As of publication time, it looks like the collective Phish stat-erati have decided to call this a true “Toppling”, and that’s all well and good, but its implications are more important: at show number one of the campaign, a night often bogged down by cobweb-clearing and that “new-tour smell,” Phish was creating, inventing, and renewing in prime, mid-tour form.

[UPDATE 5/31/22]: After changing stances several times, phish.net has updated the setlist to refer to this “Quadrophonic Toppling” as a “quote” rather than a full rendition. The powers that be even went back and adjusted the Big Cypress setlist to call that one a quote, too, undoing decades of setlist stats leaving the song at an “official” total of zero times played. Read the explanation or the updates here. LivePhish continues to list the segment as “Quadrophonic Toppling”.

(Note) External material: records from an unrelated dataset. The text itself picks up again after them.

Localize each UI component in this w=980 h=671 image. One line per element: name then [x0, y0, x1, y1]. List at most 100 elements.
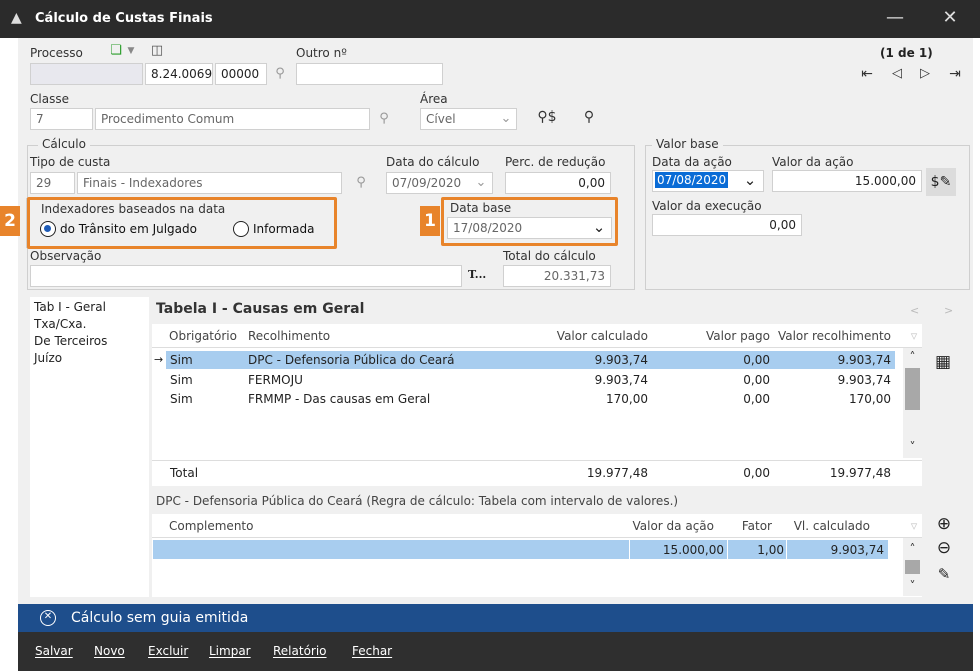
table-row-2-recolh[interactable]: FRMMP - Das causas em Geral	[248, 392, 430, 406]
minimize-icon[interactable]: —	[880, 8, 910, 30]
calculator-icon[interactable]: ▦	[934, 353, 952, 371]
table-row-2-vcalc[interactable]: 170,00	[540, 392, 648, 406]
close-icon[interactable]: ✕	[935, 8, 965, 30]
detalhe-scroll-thumb[interactable]	[905, 560, 920, 574]
badge-2: 2	[0, 206, 20, 236]
radio-informada[interactable]	[233, 221, 249, 237]
detalhe-row-fator[interactable]: 1,00	[730, 543, 784, 557]
processo-numero-field[interactable]: 8.24.0069	[145, 63, 213, 85]
paging-counter: (1 de 1)	[880, 46, 933, 60]
previous-record-icon[interactable]: ◁	[887, 65, 907, 83]
app-logo-icon: ▲	[11, 10, 22, 26]
tipo-custa-search-icon[interactable]: ⚲	[352, 174, 370, 192]
table-row-1-vcalc[interactable]: 9.903,74	[540, 373, 648, 387]
table-row-1-obrig[interactable]: Sim	[170, 373, 193, 387]
valor-execucao-input[interactable]: 0,00	[652, 214, 802, 236]
scroll-thumb[interactable]	[905, 368, 920, 410]
table-row-1-vrecolh[interactable]: 9.903,74	[780, 373, 891, 387]
detalhe-row-vacao[interactable]: 15.000,00	[630, 543, 724, 557]
radio-transito-julgado[interactable]	[40, 221, 56, 237]
tab-txa-cxa[interactable]: Txa/Cxa.	[34, 317, 86, 331]
data-base-label: Data base	[450, 201, 512, 215]
person-search-icon[interactable]: ⚲	[578, 108, 600, 126]
total-vcalc: 19.977,48	[586, 466, 648, 480]
table-row-0-vrecolh[interactable]: 9.903,74	[780, 353, 891, 367]
observacao-input[interactable]	[30, 265, 462, 287]
classe-search-icon[interactable]: ⚲	[375, 110, 393, 128]
col-fator[interactable]: Fator	[730, 519, 772, 533]
tipo-custa-codigo[interactable]: 29	[30, 172, 75, 194]
add-circle-icon[interactable]: ⊕	[934, 515, 954, 533]
table-row-2-obrig[interactable]: Sim	[170, 392, 193, 406]
search-icon[interactable]: ⚲	[271, 65, 289, 83]
filter-icon[interactable]: ▿	[906, 328, 922, 346]
table-row-2-vrecolh[interactable]: 170,00	[780, 392, 891, 406]
detalhe-filter-icon[interactable]: ▿	[906, 518, 922, 536]
first-record-icon[interactable]: ⇤	[857, 65, 877, 83]
status-x-icon: ✕	[40, 610, 56, 626]
grid-header-divider	[152, 347, 922, 348]
table-row-0-recolh[interactable]: DPC - Defensoria Pública do Ceará	[248, 353, 455, 367]
relatorio-button[interactable]: Relatório	[273, 644, 327, 658]
col-vl-calculado[interactable]: Vl. calculado	[780, 519, 870, 533]
radio-informada-label[interactable]: Informada	[253, 222, 314, 236]
data-base-field[interactable]: 17/08/2020	[447, 217, 612, 239]
detalhe-scroll-down-icon[interactable]: ˅	[903, 577, 922, 595]
title-bar: ▲ Cálculo de Custas Finais — ✕	[0, 0, 980, 38]
table-row-1-recolh[interactable]: FERMOJU	[248, 373, 303, 387]
tab-terceiros[interactable]: De Terceiros	[34, 334, 107, 348]
person-money-icon[interactable]: ⚲$	[536, 108, 558, 126]
chevron-down-icon[interactable]: ▼	[125, 42, 137, 60]
scroll-down-icon[interactable]: ˅	[903, 438, 922, 456]
tab-juizo[interactable]: Juízo	[34, 351, 62, 365]
last-record-icon[interactable]: ⇥	[945, 65, 965, 83]
table-row-1-vpago[interactable]: 0,00	[700, 373, 770, 387]
tabela-prev-arrow[interactable]: <	[910, 304, 919, 317]
novo-button[interactable]: Novo	[94, 644, 125, 658]
table-row-0-vpago[interactable]: 0,00	[700, 353, 770, 367]
processo-numero-blurred[interactable]	[30, 63, 143, 85]
outro-numero-input[interactable]	[296, 63, 443, 85]
tipo-custa-descricao[interactable]: Finais - Indexadores	[77, 172, 342, 194]
document-new-icon[interactable]: ❏	[107, 42, 125, 60]
perc-reducao-input[interactable]: 0,00	[505, 172, 611, 194]
classe-descricao-field[interactable]: Procedimento Comum	[95, 108, 370, 130]
valor-acao-input[interactable]: 15.000,00	[772, 170, 922, 192]
note-icon[interactable]: ◫	[148, 42, 166, 60]
classe-codigo-field[interactable]: 7	[30, 108, 93, 130]
limpar-button[interactable]: Limpar	[209, 644, 251, 658]
perc-reducao-label: Perc. de redução	[505, 155, 606, 169]
next-record-icon[interactable]: ▷	[915, 65, 935, 83]
text-format-button[interactable]: T...	[468, 268, 486, 281]
money-edit-icon[interactable]: $✎	[926, 168, 956, 196]
document-edit-icon[interactable]: ✎	[934, 565, 954, 583]
bottom-menu: Salvar Novo Excluir Limpar Relatório Fec…	[18, 632, 973, 671]
col-valor-pago[interactable]: Valor pago	[700, 329, 770, 343]
processo-sufixo-field[interactable]: 00000	[215, 63, 267, 85]
excluir-button[interactable]: Excluir	[148, 644, 188, 658]
col-complemento[interactable]: Complemento	[169, 519, 253, 533]
data-acao-chevron-icon[interactable]: ⌄	[741, 171, 759, 189]
table-row-0-vcalc[interactable]: 9.903,74	[540, 353, 648, 367]
radio-transito-julgado-label[interactable]: do Trânsito em Julgado	[60, 222, 197, 236]
data-base-chevron-icon[interactable]: ⌄	[590, 218, 608, 236]
col-valor-acao[interactable]: Valor da ação	[620, 519, 715, 533]
col-obrigatorio[interactable]: Obrigatório	[169, 329, 237, 343]
col-valor-recolhimento[interactable]: Valor recolhimento	[773, 329, 891, 343]
salvar-button[interactable]: Salvar	[35, 644, 73, 658]
data-calculo-chevron-icon[interactable]: ⌄	[472, 174, 490, 192]
detalhe-row-vcalc[interactable]: 9.903,74	[790, 543, 884, 557]
table-row-2-vpago[interactable]: 0,00	[700, 392, 770, 406]
col-recolhimento[interactable]: Recolhimento	[248, 329, 330, 343]
table-row-0-obrig[interactable]: Sim	[170, 353, 193, 367]
detalhe-scroll-up-icon[interactable]: ˄	[903, 540, 922, 558]
row-pointer-icon: →	[154, 353, 164, 366]
tab-geral[interactable]: Tab I - Geral	[34, 300, 106, 314]
tabela-next-arrow[interactable]: >	[944, 304, 953, 317]
remove-circle-icon[interactable]: ⊖	[934, 539, 954, 557]
col-valor-calculado[interactable]: Valor calculado	[552, 329, 648, 343]
scroll-up-icon[interactable]: ˄	[903, 348, 922, 366]
fechar-button[interactable]: Fechar	[352, 644, 392, 658]
valor-base-group-label: Valor base	[652, 137, 723, 151]
area-chevron-icon[interactable]: ⌄	[497, 110, 515, 128]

The set only got better as it went: A brooding “Ghost” swelled and contracted to hair-raising effect. An ethereal “Scents and Subtle Sounds” cast a dim, film noir haze over the amphitheater. On “Chalk Dust Torture”, no doubt a highlight of the evening, the band quickly dispensed with the composed bits and set off on brisk improvisational journey, cycling through distinct melodic and textural concepts with purposeful intent. While perhaps not the longest or greatest “Chalk Dust” of all time, this one covered a ton of interesting ground with curiosity and a tasteful touch.

With time for one more, the band broke out The Rolling Stones‘ “Loving Cup”, just one sip from a glass that seems poised to overflow all summer long. A two-song encore of “Waste” and “Say It To Me S.A.N.T.O.S.” finally closed the book on night one.

A whole lot of fun, and we’ve only just begun. Phish returns to The Wharf Amphitheater in Orange Beach, AL tonight for night two of three. For a full list of upcoming Phish tour dates, head here.

Stream a soundboard recording of the full show via LivePhish here. Order your Phish Spring Tour 2022 webcasts here.

Setlist [via phish.net]: Phish | The Wharf Amphitheater | Orange Beach, AL | 5/27/22

SET 1: Twist > Halley’s Comet > Sand, The Old Home Place, Martian Monster, Dogs Stole Things, Halfway to the Moon, Stash, Shade, I Never Needed You Like This Before, Bathtub Gin

SET 2: Llama[1], Soul Planet -> Quadrophonic Toppling -> Soul Planet > Ghost -> Scents and Subtle Sounds -> Chalk Dust Torture, Loving Cup

ENCORE: Waste, Say It To Me S.A.N.T.O.S.

[1] Performed in a slow funk style.

Llama was performed in a slow funk style. This show featured the first Quadrophonic Toppling since December 31, 1999 (604 shows). During the soundcheck, Mike quoted Got My Mojo Working in the jam and Trey quoted My Shot after The Final Hurrah as well as Another Brick in the Wall Part 2 in Gumbo.